Le journal de Karl, miroir d'une âme
A Pâques 1926, un jeune prêtre, Walter Vinnenberg, est nommé vicaire de l’église paroissiale de l’Assomption et en même temps professeur de sport et de religion au lycée de Clèves. L’abbé avait été formé dans les mouvements de la jeunesse catholique et était membre du Quickborn (littéralement, en allemand: fontaine de jouvence). Apparu après la première guerre mondiale dans les cercles catholiques, ce groupement était l’un des nombreux mouvements de jeunesse qui se caractérisaient par le retour vers la nature, l’importance donnée à la communauté, un style de vie simple et clairement marqué, la responsabilité du travail de groupe, l’indépendance et la proximité avec les renouveaux théologiques. Les randonnées et les campements en faisaient naturellement partie, l’abstinence d’alcool et de tabac jouait un grand rôle. Le sentiment d’appartenir à une communauté reçut une nouvelle importance grâce à la liturgie : la messe célébrée en communauté, les efforts pour la communion fréquente et surtout le combat pour une nouvelle compréhension des symboles liturgiques furent théologiquement réfléchis et mis en pratique. Celui qui appartenait à l’un de ces groupements de jeunesse pouvait se considérer comme faisant partie de l’avant-garde du catholicisme allemand.

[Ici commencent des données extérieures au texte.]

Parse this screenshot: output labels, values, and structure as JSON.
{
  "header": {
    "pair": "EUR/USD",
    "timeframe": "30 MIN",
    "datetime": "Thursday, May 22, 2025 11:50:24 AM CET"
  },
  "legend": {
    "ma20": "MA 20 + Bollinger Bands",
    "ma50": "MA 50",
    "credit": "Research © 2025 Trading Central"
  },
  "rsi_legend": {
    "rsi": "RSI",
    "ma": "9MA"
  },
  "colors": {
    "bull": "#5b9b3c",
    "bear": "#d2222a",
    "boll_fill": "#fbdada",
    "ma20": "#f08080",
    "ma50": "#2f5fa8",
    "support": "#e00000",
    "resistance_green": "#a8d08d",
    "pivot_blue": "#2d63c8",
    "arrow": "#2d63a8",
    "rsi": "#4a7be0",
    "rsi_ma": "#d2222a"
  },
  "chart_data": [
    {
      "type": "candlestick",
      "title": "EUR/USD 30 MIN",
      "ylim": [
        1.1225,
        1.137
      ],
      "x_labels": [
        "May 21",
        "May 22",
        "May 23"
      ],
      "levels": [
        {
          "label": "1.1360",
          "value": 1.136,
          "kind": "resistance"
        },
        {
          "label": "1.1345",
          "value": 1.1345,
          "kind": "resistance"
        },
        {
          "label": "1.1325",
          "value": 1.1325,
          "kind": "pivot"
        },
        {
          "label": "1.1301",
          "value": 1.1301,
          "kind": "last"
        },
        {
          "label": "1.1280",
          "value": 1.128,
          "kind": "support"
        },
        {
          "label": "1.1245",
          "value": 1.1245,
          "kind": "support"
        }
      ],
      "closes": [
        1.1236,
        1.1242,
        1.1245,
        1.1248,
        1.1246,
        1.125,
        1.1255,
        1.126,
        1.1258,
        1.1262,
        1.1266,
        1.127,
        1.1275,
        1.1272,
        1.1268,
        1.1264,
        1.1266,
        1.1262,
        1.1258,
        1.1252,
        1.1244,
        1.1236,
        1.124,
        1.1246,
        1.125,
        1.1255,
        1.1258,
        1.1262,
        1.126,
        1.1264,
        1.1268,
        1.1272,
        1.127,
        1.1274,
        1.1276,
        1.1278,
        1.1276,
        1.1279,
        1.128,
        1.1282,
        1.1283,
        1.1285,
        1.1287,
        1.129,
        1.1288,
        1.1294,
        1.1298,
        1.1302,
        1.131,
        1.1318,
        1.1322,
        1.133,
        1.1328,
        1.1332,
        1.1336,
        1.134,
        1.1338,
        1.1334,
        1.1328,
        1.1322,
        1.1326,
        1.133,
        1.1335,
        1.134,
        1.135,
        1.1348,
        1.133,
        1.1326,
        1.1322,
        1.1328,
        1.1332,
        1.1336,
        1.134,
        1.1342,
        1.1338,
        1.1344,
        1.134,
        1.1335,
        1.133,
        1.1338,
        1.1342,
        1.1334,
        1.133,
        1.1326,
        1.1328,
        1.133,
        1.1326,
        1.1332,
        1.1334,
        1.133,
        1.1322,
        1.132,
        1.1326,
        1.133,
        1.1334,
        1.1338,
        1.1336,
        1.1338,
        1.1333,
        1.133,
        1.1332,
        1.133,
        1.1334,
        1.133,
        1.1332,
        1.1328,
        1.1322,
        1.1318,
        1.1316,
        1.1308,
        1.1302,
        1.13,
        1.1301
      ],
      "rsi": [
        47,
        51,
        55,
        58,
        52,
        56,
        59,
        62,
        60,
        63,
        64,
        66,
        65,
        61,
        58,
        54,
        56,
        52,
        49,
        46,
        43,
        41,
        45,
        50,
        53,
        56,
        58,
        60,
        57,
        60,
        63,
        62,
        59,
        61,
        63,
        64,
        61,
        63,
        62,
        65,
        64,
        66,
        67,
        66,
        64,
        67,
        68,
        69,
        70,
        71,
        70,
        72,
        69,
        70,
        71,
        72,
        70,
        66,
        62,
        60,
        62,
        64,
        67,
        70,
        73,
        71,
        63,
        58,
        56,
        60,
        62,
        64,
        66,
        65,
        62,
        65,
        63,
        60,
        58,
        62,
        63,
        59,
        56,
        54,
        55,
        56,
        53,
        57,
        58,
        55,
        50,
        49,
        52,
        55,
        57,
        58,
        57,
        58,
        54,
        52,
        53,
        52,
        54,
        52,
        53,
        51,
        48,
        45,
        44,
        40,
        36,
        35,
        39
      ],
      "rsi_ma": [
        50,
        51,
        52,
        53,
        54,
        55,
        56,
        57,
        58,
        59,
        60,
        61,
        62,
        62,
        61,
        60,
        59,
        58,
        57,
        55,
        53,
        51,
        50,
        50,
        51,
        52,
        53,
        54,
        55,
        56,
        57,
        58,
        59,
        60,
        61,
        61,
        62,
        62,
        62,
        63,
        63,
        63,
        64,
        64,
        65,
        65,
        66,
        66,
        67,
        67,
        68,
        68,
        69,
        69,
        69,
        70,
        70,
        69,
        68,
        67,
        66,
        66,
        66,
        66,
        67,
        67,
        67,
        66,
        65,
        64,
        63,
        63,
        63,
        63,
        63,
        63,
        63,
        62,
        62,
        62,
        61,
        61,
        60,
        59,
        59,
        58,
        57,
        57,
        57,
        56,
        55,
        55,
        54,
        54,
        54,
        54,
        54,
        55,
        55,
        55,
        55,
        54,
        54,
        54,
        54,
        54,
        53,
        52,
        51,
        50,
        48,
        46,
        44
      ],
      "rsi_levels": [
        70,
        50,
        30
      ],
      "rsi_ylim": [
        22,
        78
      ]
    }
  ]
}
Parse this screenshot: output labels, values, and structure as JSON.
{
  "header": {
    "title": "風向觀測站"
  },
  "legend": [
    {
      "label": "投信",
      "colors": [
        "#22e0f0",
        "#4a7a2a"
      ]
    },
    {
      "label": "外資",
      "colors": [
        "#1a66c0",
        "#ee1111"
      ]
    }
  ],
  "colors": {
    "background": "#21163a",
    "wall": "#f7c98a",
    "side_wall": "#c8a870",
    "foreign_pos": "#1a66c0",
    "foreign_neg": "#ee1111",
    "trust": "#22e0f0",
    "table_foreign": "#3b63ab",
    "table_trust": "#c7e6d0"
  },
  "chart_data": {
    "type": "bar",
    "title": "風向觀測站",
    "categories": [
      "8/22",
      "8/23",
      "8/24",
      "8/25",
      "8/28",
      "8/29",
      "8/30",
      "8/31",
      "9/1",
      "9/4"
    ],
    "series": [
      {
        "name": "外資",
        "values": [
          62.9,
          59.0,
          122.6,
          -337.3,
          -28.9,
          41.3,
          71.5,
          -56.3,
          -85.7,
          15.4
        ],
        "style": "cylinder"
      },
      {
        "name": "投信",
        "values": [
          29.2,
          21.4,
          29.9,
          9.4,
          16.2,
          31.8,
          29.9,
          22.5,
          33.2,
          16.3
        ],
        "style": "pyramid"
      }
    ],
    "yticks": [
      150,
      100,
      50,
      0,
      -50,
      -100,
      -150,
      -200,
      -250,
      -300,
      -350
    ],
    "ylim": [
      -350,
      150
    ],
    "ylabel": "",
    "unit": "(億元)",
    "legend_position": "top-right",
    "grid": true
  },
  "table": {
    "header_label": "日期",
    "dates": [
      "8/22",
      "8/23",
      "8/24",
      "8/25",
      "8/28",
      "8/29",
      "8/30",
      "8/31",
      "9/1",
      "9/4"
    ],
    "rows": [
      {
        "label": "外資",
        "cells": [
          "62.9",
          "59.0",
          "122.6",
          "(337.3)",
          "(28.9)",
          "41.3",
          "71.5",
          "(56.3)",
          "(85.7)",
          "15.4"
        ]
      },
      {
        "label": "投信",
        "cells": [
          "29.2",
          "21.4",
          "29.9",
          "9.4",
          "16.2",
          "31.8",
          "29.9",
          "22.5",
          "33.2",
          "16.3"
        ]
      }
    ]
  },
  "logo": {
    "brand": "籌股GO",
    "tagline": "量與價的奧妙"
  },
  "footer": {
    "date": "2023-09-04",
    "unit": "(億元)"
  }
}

Ce groupe du Quickborn introduit au lycée de Clèves par l’abbé Vinnenberg a laissé une marque très profonde sur Karl. Il écrivait en 1933 dans son curriculum vitæ pour l’examen du baccalauréat :
« L’événement particulièrement marquant dans ma vie fut ma rencontre avec notre professeur de religion, quand il me demanda de faire partie d’un groupe de jeunes qu’il voulait créer. Ce que j’ai gagné, à compter de ce moment là, en richesse spirituelle et en endurcissement physique au travers de la vie dans ce mouvement de la jeunesse catholique, est proprement indicible. Celui qui n’a pas lui-même participé à un mouvement de jeunesse ne peut le comprendre ».
Le 3 février 1927, cinq jeunes se retrouvent pour la première fois dans l’appartement de l'abbé Vinnenberg. A partir de ce moment, ils se retrouvent au moins une fois tous les quinze jours. Tous les premiers lundis du mois, ils célèbrent la messe dans la chapelle de la « Münze ». Karl se charge du rôle de secrétaire de séance. C’est à partir de cette époque, qu’écrire son journal devient pour Karl un besoin et une habitude qu’il conservera pratiquement jusqu’à sa mort. On a conservé de lui 27 cahiers, dont deux sont considérés comme des fruits glanés au cours de ses lectures et qui témoignent de son cheminement intérieur. On ne peut déterminer combien de cahiers ont été perdus.
Le journal de Karl que l’on connaît aujourd’hui est donc né de ce simple premier cahier de séance, ouvert ce jour de février 1927.
Écrit dans l’écriture gothique nette, régulière et appliquée de Karl, il révèle au fil des jours les efforts que Karl fait pour maîtriser son corps et son âme, et il nous livre aujourd’hui les aspirations les plus secrètes de son être. Le journal se termine en juillet 1945 sur des mots presque illisibles, rédigés dans la souffrance et l’abandon, pour bénir à l’heure de la mort ceux qui nous haïssent.